Acte 9, épilogue (Ac 9, 31): « Une église se construisait, marchait
dans la crainte du Seigneur, réconfortée par l’Esprit Saint, et elle se
multipliait ».
Je vous
le disais : c'est un magnifique évangile !
J’apprécie sa construction – on y voit toute la force narrative de Luc – mais
surtout, j’aime bien la scène de la rencontre guérissante d’Ananias et Saul.
Savez-vous que le prénom Ananias signifie « grâce de Dieu » ?
C’est avec et par la « grâce de Dieu » que Saul « retrouve la vue et est rempli d’Esprit Saint ». C’est
magnifique ! Oserai-je
dire : « c’est divin » !
Je suis
aussi interpellée par le rôle joué par cette petite communauté de Damas dans la
conversion de Saul ! Le Père Charles Delhez nous parlait justement début
février du rôle des petites communautés comme espérance pour notre église, pour notre temps… « Pas question de « casser la
baraque ». L’Eglise de demain doit pouvoir s’appuyer sur celle
d’aujourd’hui et d’hier pour renaître à la fois en rupture et en continuité. (…)
Je vois déjà des bourgeons éclore dans ces nombreux groupes de disciples de l’évangile, sans étiquette parfois, mais
qui continuent à croire en l’avenir de l’humanité et à y travailler. L’Eglise (…)

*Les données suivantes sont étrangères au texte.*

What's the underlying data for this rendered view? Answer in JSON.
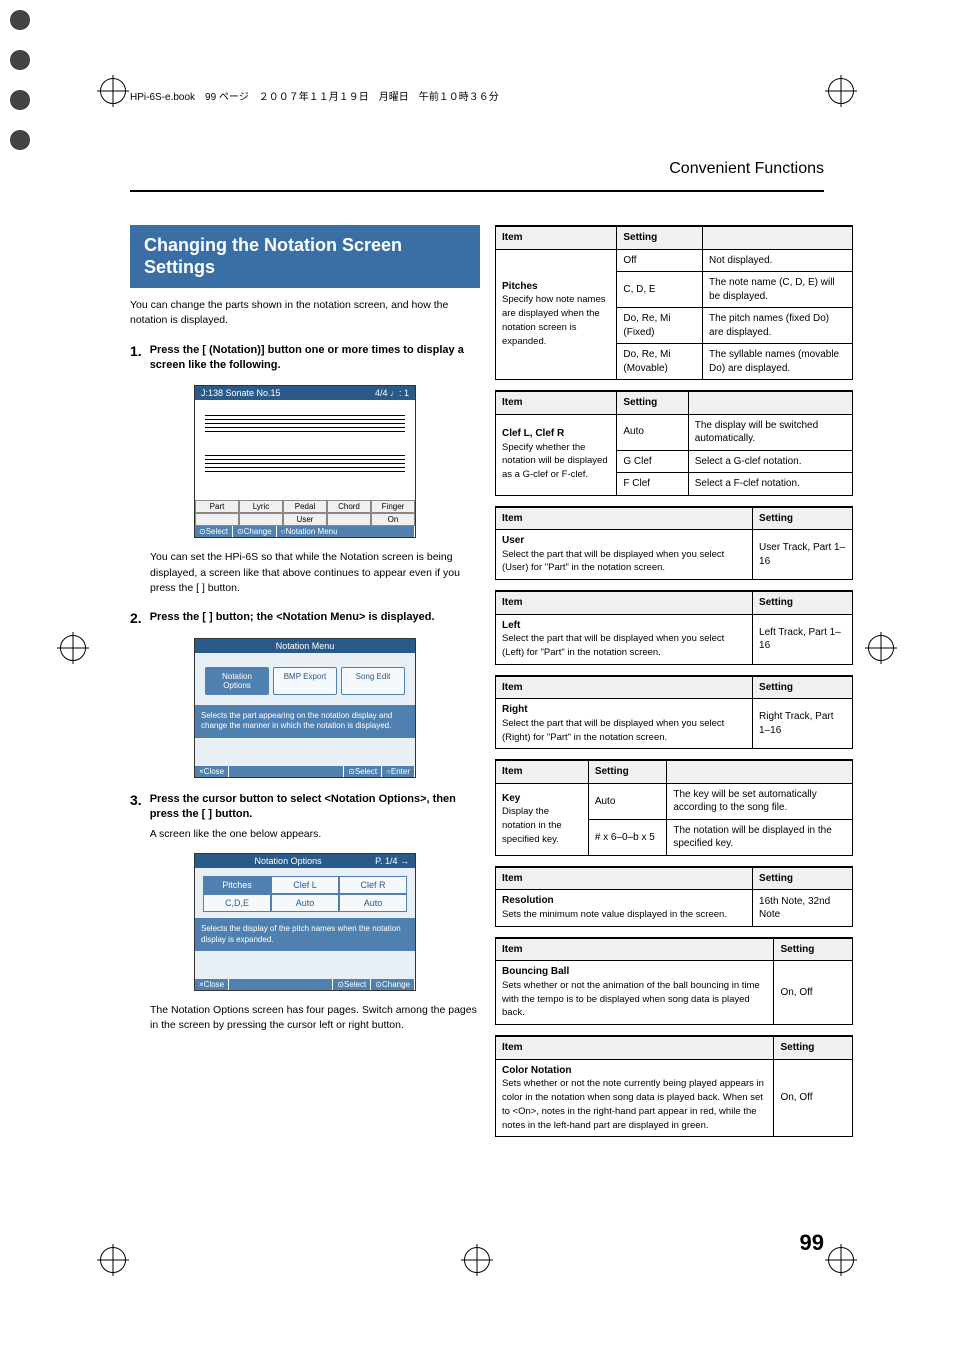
{
  "header_info": "HPi-6S-e.book　99 ページ　２００７年１１月１９日　月曜日　午前１０時３６分",
  "section_title": "Convenient Functions",
  "page_number": "99",
  "banner": "Changing the Notation Screen Settings",
  "intro": "You can change the parts shown in the notation screen, and how the notation is displayed.",
  "steps": [
    {
      "num": "1.",
      "text": "Press the [      (Notation)] button one or more times to display a screen like the following.",
      "note_after": "You can set the HPi-6S so that while the Notation screen is being displayed, a screen like that above continues to appear even if you press the [    ] button."
    },
    {
      "num": "2.",
      "text": "Press the [    ] button; the <Notation Menu> is displayed."
    },
    {
      "num": "3.",
      "text": "Press the       cursor button to select <Notation Options>, then press the [    ] button.",
      "sub": "A screen like the one below appears.",
      "tail": "The Notation Options screen has four pages. Switch among the pages in the screen by pressing the       cursor left or right button."
    }
  ],
  "shot1": {
    "title_left": "J:138 Sonate No.15",
    "title_right": "4/4 ♩:  1",
    "tabs": [
      "Part",
      "Lyric",
      "Pedal",
      "Chord",
      "Finger"
    ],
    "tabs2": [
      "",
      "",
      "User",
      "",
      "On"
    ],
    "status": [
      "⊙Select",
      "⊙Change",
      "○Notation Menu"
    ]
  },
  "shot2": {
    "title": "Notation Menu",
    "icons": [
      "Notation Options",
      "BMP Export",
      "Song Edit"
    ],
    "desc": "Selects the part appearing on the notation display and change the manner in which the notation is displayed.",
    "status": [
      "×Close",
      "⊙Select",
      "○Enter"
    ]
  },
  "shot3": {
    "title": "Notation Options",
    "page": "P. 1/4 →",
    "row1": [
      "Pitches",
      "Clef L",
      "Clef R"
    ],
    "row2": [
      "C,D,E",
      "Auto",
      "Auto"
    ],
    "desc": "Selects the display of the pitch names when the notation display is expanded.",
    "status": [
      "×Close",
      "⊙Select",
      "⊙Change"
    ]
  },
  "t1": {
    "head": [
      "Item",
      "Setting",
      ""
    ],
    "item": "Pitches",
    "desc": "Specify how note names are displayed when the notation screen is expanded.",
    "rows": [
      [
        "Off",
        "Not displayed."
      ],
      [
        "C, D, E",
        "The note name (C, D, E) will be displayed."
      ],
      [
        "Do, Re, Mi (Fixed)",
        "The pitch names (fixed Do) are displayed."
      ],
      [
        "Do, Re, Mi (Movable)",
        "The syllable names (movable Do) are displayed."
      ]
    ]
  },
  "t2": {
    "head": [
      "Item",
      "Setting",
      ""
    ],
    "item": "Clef L, Clef R",
    "desc": "Specify whether the notation will be displayed as a G-clef or F-clef.",
    "rows": [
      [
        "Auto",
        "The display will be switched automatically."
      ],
      [
        "G Clef",
        "Select a G-clef notation."
      ],
      [
        "F Clef",
        "Select a F-clef notation."
      ]
    ]
  },
  "t3": {
    "head": [
      "Item",
      "Setting"
    ],
    "item": "User",
    "desc": "Select the part that will be displayed when you select       (User) for \"Part\" in the notation screen.",
    "setting": "User Track, Part 1–16"
  },
  "t4": {
    "head": [
      "Item",
      "Setting"
    ],
    "item": "Left",
    "desc": "Select the part that will be displayed when you select      (Left) for \"Part\" in the notation screen.",
    "setting": "Left Track, Part 1–16"
  },
  "t5": {
    "head": [
      "Item",
      "Setting"
    ],
    "item": "Right",
    "desc": "Select the part that will be displayed when you select      (Right) for \"Part\" in the notation screen.",
    "setting": "Right Track, Part 1–16"
  },
  "t6": {
    "head": [
      "Item",
      "Setting",
      ""
    ],
    "item": "Key",
    "desc": "Display the notation in the specified key.",
    "rows": [
      [
        "Auto",
        "The key will be set automatically according to the song file."
      ],
      [
        "# x 6–0–b x 5",
        "The notation will be displayed in the specified key."
      ]
    ]
  },
  "t7": {
    "head": [
      "Item",
      "Setting"
    ],
    "item": "Resolution",
    "desc": "Sets the minimum note value displayed in the screen.",
    "setting": "16th Note, 32nd Note"
  },
  "t8": {
    "head": [
      "Item",
      "Setting"
    ],
    "item": "Bouncing Ball",
    "desc": "Sets whether or not the animation of the ball bouncing in time with the tempo is to be displayed when song data is played back.",
    "setting": "On, Off"
  },
  "t9": {
    "head": [
      "Item",
      "Setting"
    ],
    "item": "Color Notation",
    "desc": "Sets whether or not the note currently being played appears in color in the notation when song data is played back. When set to <On>, notes in the right-hand part appear in red, while the notes in the left-hand part are displayed in green.",
    "setting": "On, Off"
  }
}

est tributaire de son temps, mais elle a reçu un souffle, celui de l’évangile, qui lui permet de traverser
dans la foi, l’espérance et l’amour, les siècles qui, avec elle, mais aussi,
pour une part, grâce à elle, s’avancent vers toujours plus d’humanité. (…) L’évangile m’a convaincu et la personne
de Jésus, séduit.[3] »
Nous en
sommes là : à être convaincu.es, séduit.es, à renaître de et par l’évangile, en église! Comme Saul.
Reconnaissons
ce qui se passe dans nos communautés, grâce à ceux et celles qui ont confiance
en Dieu – comme Ananias. Rappelons-nous que « nous
sommes confiés les uns aux autres et que c’est ensemble que nous construisons
nos convictions[4] »
- comme Saul. Retenons enfin qu'il
existe toujours, et ce texte le montre, « un
chemin qui peut être chemin de rencontre, de conversion réciproque, de
retournement4 ».
Prière finale
Seigneur… se retourner n’est pas une mince affaire,
même si tu nous fais la grâce de nous y aider. Fortifie la communauté dont nous
faisons partie, qui nous entoure, nous soutient et parfois nous bouscule, pour
que nous puissions accueillir sans a priori ceux qui y viennent, ceux qui en
partent, ceux qui l’affermissent. Nous te le demandons, par Jésus, ton Fils,
qui règne avec toi en unité avec le Saint Esprit, maintenant et pour les
siècles des siècles. Amen.
[1] Titre
donné à ce passage par Daniel Marguerat. Les actes des
Apôtres (1-12). - Ed. Labor et Fides (2015), p. 325
[2] Titre donné à ce passage par Daniel Marguerat, op.
cit. p. 331
[3] Charles Delhez (2022) Eglise catholique. Renaître ou
disparaître. Editions Jésuites, 78p.
[4] Daniel Marguerat, cité par Anne-Sylvie Sprenger,
Allez Savoir ! Nb 64, UniL, 29/9/2016.